Several Of Them Accompanied The Hunters
Back To The Camp, When A Trade Was Immediately Opened.
The
Cheyennes were astonished and delighted to find a convoy of goods
and trinkets thus brought into the very heart of the prairie;
while Mr. Hunt and his companions were overjoyed to have an
opportunity of obtaining a further supply of horses from these
equestrian savages.
During a fortnight that the travellers lingered at this place,
their encampment was continually thronged by the Cheyennes. They
were a civil, well-behaved people, cleanly in their persons, and
decorous in their habits. The men were tall, straight and
vigorous, with aquiline noses, and high cheek bones. Some were
almost as naked as ancient statues, and might have stood as
models for a statuary; others had leggins and moccasins of deer
skin, and buffalo robes, which they threw gracefully over their
shoulders. In a little while, however, they began to appear in
more gorgeous array, tricked out in the finery obtained from the
white men; bright cloths, brass rings, beads of various colors;
and happy was he who could render himself hideous with vermilion.

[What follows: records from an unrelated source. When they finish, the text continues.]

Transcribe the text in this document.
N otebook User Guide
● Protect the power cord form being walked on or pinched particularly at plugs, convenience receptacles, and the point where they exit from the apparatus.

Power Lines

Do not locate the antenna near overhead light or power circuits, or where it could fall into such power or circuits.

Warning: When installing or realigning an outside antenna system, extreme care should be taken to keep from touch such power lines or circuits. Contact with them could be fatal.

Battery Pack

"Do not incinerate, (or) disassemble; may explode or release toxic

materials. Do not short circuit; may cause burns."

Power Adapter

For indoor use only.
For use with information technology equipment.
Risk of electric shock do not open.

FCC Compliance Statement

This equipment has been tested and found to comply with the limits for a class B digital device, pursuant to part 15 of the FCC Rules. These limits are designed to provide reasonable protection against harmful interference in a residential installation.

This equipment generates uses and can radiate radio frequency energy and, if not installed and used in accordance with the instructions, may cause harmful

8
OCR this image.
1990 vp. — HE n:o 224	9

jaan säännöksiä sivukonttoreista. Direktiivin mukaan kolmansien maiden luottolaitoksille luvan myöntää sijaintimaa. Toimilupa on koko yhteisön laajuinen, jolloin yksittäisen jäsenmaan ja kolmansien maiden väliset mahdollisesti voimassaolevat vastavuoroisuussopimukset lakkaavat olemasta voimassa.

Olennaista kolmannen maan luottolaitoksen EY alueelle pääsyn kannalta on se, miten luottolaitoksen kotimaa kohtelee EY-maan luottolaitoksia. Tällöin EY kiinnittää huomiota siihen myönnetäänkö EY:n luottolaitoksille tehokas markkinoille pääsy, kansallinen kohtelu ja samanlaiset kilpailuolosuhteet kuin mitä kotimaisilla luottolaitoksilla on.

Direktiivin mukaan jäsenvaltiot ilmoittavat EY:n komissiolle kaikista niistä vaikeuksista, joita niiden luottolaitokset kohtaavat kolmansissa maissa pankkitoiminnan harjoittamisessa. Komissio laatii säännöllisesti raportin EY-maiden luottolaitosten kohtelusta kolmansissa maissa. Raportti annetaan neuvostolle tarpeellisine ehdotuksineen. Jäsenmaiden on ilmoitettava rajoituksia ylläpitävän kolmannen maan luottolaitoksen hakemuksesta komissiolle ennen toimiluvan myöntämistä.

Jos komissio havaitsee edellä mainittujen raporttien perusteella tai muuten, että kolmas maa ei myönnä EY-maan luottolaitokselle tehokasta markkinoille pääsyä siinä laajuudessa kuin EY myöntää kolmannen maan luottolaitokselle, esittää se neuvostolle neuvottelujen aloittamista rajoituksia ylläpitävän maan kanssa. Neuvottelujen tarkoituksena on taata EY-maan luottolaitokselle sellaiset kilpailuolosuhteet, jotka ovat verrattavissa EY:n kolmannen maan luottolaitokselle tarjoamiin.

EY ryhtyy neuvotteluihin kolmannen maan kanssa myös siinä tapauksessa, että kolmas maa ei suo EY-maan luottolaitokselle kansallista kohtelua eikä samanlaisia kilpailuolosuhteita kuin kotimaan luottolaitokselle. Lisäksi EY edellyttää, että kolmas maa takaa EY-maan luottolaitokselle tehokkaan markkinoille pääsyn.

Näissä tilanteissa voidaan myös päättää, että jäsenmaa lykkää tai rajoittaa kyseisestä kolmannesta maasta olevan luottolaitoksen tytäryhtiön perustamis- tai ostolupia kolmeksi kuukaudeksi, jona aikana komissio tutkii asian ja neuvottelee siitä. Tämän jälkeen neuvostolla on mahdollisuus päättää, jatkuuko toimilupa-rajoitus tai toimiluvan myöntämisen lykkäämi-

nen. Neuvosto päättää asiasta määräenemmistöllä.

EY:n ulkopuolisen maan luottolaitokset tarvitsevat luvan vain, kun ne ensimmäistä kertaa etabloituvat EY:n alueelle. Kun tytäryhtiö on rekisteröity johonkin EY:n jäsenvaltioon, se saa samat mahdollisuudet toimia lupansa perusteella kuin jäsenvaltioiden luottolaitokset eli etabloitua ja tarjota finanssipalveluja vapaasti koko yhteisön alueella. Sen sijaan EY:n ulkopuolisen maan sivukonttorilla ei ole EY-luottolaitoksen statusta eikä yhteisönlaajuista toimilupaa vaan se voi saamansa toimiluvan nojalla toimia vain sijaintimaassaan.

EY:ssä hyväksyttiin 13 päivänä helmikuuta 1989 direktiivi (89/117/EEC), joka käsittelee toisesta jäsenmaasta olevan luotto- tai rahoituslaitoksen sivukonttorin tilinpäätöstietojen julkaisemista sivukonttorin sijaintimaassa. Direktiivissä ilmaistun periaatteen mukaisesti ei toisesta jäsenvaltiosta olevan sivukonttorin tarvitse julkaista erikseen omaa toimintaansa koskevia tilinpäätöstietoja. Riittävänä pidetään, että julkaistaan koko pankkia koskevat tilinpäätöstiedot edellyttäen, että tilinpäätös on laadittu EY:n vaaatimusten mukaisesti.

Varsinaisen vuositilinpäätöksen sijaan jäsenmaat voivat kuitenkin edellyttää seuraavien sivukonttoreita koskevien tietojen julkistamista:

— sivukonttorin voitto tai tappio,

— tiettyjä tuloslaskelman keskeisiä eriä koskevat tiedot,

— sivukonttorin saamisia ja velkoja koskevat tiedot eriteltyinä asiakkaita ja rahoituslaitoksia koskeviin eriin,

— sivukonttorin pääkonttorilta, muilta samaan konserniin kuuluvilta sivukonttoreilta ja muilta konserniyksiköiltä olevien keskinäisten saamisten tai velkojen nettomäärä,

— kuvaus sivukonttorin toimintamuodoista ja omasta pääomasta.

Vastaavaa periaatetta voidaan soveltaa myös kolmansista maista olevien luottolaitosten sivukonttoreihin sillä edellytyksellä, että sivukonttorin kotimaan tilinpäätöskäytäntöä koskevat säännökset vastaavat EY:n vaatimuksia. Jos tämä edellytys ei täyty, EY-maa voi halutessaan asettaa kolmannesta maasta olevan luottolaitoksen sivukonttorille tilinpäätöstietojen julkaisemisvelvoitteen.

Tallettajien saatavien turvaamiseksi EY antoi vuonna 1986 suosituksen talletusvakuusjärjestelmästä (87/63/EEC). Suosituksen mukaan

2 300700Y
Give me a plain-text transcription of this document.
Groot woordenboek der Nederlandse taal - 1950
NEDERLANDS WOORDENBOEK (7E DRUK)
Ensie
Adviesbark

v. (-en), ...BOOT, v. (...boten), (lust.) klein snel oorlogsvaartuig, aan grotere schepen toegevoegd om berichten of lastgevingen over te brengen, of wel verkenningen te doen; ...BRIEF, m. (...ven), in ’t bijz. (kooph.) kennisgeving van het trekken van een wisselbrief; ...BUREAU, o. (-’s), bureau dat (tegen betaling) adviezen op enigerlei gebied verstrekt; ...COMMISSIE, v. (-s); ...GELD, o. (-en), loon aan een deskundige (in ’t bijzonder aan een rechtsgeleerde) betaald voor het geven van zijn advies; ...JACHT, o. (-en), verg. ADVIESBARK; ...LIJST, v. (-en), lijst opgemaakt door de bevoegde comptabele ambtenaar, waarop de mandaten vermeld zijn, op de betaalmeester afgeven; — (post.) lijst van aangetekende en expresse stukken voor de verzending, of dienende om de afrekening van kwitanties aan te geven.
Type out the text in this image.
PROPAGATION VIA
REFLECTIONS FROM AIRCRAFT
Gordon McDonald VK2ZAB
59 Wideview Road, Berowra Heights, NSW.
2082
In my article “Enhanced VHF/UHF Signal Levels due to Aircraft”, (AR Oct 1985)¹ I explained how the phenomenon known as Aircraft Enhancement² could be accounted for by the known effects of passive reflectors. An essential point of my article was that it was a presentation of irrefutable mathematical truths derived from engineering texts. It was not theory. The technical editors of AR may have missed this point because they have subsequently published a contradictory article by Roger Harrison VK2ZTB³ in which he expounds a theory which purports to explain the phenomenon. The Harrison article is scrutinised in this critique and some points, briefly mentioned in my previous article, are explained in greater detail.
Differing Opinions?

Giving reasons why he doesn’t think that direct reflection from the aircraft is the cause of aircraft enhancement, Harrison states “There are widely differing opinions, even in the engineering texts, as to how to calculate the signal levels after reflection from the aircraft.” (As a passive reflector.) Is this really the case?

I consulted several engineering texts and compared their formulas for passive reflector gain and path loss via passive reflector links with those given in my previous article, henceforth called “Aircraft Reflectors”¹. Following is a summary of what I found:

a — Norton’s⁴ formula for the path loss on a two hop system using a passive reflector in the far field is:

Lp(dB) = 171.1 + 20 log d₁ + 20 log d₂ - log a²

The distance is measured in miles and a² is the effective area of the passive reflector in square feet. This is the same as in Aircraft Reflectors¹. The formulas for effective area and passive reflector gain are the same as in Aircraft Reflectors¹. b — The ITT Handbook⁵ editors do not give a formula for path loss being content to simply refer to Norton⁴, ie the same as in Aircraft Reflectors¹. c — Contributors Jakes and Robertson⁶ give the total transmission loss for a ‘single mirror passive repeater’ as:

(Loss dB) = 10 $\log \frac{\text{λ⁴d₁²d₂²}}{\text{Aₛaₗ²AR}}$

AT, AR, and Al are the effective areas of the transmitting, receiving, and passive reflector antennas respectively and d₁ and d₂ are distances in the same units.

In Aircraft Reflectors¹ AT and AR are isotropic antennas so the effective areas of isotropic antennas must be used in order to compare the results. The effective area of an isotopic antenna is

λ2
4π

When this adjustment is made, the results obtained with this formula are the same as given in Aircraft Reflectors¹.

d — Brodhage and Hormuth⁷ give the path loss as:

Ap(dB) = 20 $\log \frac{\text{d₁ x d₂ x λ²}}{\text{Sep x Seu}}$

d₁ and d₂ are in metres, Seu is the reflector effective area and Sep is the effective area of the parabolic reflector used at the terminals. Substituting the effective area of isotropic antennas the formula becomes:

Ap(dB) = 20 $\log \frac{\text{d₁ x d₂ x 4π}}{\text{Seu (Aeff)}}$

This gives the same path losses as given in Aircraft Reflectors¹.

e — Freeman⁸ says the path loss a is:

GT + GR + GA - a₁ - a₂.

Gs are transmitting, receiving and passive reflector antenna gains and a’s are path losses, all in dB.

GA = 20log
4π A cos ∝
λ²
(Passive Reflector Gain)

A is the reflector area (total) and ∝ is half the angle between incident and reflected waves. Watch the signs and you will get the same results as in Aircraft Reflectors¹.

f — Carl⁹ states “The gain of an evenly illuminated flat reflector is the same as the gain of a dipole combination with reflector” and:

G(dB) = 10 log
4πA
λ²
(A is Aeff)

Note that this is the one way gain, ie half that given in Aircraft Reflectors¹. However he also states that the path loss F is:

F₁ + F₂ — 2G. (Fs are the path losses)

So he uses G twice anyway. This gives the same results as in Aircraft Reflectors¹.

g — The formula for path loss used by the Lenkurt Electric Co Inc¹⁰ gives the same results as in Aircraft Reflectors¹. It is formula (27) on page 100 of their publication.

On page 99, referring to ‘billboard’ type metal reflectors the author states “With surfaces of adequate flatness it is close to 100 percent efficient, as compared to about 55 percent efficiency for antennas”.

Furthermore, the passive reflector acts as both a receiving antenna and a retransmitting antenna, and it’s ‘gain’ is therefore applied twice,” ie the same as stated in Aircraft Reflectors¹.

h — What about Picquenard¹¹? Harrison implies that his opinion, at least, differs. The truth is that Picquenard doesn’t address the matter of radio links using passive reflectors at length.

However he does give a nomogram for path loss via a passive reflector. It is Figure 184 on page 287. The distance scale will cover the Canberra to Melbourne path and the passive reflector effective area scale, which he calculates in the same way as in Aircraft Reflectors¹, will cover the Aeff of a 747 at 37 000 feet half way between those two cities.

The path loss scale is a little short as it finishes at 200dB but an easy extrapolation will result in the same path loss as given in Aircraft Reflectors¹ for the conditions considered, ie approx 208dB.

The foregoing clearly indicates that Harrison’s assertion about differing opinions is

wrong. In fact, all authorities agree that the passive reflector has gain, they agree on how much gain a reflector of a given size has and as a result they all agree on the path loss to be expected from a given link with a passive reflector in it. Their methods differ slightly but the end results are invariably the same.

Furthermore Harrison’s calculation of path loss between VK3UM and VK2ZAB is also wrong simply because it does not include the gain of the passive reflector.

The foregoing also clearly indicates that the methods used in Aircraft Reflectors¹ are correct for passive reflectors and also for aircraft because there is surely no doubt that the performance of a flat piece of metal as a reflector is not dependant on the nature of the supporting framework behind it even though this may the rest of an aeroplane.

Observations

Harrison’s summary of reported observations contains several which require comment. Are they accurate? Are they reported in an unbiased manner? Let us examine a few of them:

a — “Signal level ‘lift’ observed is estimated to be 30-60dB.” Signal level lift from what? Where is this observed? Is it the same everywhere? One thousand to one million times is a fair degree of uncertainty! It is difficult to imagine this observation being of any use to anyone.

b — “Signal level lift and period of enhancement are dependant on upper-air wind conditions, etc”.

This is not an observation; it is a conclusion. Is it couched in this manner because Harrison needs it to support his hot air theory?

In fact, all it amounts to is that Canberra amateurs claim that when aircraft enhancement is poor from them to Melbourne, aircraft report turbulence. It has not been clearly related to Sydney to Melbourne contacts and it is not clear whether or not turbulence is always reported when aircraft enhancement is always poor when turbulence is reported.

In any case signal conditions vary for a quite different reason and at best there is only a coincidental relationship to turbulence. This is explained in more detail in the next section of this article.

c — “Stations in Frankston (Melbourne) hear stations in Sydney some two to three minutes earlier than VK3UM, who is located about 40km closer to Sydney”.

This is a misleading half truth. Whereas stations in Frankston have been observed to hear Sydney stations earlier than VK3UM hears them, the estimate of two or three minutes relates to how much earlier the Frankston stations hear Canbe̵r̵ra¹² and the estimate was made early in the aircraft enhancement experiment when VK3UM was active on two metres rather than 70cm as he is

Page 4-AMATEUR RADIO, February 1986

The travellers had frequent occasions to admire the skill and
grace with which these Indians managed their horses. Some of them
made a striking display when mounted; themselves and their steeds
decorated in gala style; for the Indians often bestow more finery
upon their horses than upon themselves. Some would hang around
the necks, or rather on the breasts of their horses, the most
precious ornaments they had obtained from the white men; others
interwove feathers in their manes and tails.